1
votes

I am getting the following error when I run the code below when running my python code in Cloud9 IDE using the default version of Python (2.7.6):

import urllib
artistValue = "Sigur Rós"
artistValueUrl = urllib.quote(artistValue)

SyntaxError: Non-ASCII character '\xc3' in file /home/ubuntu/workspace/test.py on line 2, but no encoding declared; see http://www.python.org/peps/pep-0263.html for details

I read to adjust to the following code below was a work around.

import urllib
import sys
reload(sys)
sys.setdefaultencoding('utf-8')
artistValue = "Sigur Rós"
artistValueUrl = urllib.quote(artistValue)

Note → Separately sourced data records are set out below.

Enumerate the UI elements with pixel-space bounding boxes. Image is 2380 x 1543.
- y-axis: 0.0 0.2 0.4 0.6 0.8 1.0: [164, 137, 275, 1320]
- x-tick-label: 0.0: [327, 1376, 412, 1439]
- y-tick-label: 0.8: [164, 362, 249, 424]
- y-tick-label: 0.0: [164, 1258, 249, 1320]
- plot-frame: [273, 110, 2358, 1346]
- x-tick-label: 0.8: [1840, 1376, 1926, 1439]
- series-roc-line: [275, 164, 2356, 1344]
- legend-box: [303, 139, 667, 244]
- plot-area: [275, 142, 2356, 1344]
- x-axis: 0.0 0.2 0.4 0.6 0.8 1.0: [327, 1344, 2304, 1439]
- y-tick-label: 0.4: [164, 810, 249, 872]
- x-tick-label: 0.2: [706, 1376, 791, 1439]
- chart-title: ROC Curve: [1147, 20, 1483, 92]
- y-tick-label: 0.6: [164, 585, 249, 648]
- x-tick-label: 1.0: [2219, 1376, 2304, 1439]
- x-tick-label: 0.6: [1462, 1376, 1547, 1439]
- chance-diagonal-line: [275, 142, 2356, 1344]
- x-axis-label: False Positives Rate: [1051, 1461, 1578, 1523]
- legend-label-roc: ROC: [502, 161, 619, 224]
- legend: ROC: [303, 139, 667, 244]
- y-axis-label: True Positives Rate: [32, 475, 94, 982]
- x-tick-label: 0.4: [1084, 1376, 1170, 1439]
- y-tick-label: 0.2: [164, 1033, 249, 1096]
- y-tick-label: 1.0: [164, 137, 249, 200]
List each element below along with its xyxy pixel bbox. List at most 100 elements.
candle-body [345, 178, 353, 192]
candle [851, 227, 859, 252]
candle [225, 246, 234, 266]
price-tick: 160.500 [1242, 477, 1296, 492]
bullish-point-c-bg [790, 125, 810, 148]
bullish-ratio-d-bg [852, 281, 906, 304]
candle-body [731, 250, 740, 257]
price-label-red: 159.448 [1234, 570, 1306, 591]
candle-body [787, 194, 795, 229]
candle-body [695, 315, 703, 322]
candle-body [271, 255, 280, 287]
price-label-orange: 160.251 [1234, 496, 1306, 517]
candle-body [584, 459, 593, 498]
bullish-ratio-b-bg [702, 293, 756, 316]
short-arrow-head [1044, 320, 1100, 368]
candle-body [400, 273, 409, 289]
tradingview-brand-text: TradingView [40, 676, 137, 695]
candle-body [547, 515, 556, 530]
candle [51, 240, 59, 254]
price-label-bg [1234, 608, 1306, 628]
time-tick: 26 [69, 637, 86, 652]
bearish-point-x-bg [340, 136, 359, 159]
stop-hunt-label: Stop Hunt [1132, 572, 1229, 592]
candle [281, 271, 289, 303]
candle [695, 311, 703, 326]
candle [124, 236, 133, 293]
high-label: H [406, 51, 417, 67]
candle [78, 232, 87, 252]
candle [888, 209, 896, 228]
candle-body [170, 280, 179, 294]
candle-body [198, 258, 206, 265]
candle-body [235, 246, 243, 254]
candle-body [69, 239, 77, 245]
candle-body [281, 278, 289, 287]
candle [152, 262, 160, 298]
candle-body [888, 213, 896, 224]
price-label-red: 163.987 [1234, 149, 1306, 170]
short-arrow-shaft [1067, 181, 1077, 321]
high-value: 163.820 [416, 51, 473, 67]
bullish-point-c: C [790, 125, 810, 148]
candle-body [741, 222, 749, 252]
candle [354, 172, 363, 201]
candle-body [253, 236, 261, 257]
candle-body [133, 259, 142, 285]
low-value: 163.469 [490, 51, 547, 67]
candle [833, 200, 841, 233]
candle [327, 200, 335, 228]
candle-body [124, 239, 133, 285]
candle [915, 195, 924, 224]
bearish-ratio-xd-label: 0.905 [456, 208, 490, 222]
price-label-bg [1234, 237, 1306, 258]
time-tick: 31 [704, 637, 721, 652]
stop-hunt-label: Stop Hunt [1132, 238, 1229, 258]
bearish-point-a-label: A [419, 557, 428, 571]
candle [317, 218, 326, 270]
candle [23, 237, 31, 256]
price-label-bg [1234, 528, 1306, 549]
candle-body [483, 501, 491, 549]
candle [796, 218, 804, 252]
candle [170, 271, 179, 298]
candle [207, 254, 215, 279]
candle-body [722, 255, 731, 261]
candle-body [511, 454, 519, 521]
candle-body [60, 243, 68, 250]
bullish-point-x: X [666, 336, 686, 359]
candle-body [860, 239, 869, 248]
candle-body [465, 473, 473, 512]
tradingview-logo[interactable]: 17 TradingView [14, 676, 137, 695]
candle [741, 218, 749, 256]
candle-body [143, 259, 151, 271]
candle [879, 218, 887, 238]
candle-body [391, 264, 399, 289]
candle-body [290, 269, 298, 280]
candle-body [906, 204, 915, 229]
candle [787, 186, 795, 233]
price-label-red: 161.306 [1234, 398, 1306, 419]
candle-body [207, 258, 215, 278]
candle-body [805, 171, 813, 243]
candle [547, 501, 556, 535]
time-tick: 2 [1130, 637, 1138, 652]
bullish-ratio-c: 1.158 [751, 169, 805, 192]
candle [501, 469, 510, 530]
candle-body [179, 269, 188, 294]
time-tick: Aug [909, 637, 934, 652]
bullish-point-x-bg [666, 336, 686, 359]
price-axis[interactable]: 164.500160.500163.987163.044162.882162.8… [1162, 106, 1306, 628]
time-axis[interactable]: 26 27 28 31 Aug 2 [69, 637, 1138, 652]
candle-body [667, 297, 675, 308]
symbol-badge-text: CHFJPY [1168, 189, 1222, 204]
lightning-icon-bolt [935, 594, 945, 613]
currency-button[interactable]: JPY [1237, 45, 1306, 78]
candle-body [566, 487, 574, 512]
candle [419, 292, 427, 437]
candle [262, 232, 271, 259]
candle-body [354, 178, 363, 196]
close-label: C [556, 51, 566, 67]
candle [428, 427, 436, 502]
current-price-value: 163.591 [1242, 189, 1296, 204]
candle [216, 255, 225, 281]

When I tried this a red x pop-up error that read:

Module 'sys' has no 'setdefaultencoding' member"

and if I run the code I still get the Syntax Error.

Why is this happening and what should I do?

EDIT: I also tried the following from the selected answer:

import urllib
print urllib.quote(u"Sigur Rós")

When I ran it I received the following error:

SyntaxError: Non-ASCII character '\xc3' in file /home/ubuntu/workspace/test.py on line 2, but no encoding declared; see http://www.python.org/peps/pep-0263.html for details

1
Sorry, sys.setdefaultencoding('utf-8') won't work in the Cloud9 IDE; see the sys docs for details. And it's not a good idea anyway, see Dangers of sys.setdefaultencoding('utf-8') for info. Please post your code (in a code block) & a sample of the data you're trying to read (also in a code block) so we can help you fix your problem. Also mention what Python version you're using, since Python 2 & Python 3 handle Unicode differently. - PM 2Ring
Thank you for the feedback. I did my best to edit what you recommended above. Do you have any suggestions? - Jason Melo Hall

1 Answers

1
votes

Ok, that's a bit weird. The Python interpreter should give a SyntaxError complaining about the non-ASCII character in your source code if you don't declare an encoding at the start of the script; OTOH, if you have declared an encoding (or Cloud9 does it automatically), then the Python interpreter ought to treat it as a UTF-8 encoded string.

I'm not familiar with Cloud9, so I can't guarantee that this will work, but it ought to. :)

Make your string a Unicode string (by using the u string prefix) and then explicitly encode it to UTF-8:

import urllib

artistValue = u"Sigur Rós"
artistValueUrl = urllib.quote(artistValue.encode('utf-8'))
print artistValueUrl

output

Sigur%20R%C3%B3s

edit

What happens if you run this:

# -*- coding: utf-8 -*-
import urllib
print urllib.quote("Sigur Rós")

The following should work. Of course, this isn't a practical way to enter such strings into your script, I'm just trying to get a handle on what Cloud9 is doing.

import urllib
print urllib.quote("Sigur R\xc3\xb3s")

And I guess you might as well also try this, just so we can see what error message it produces:

import urllib
print urllib.quote(u"Sigur Rós")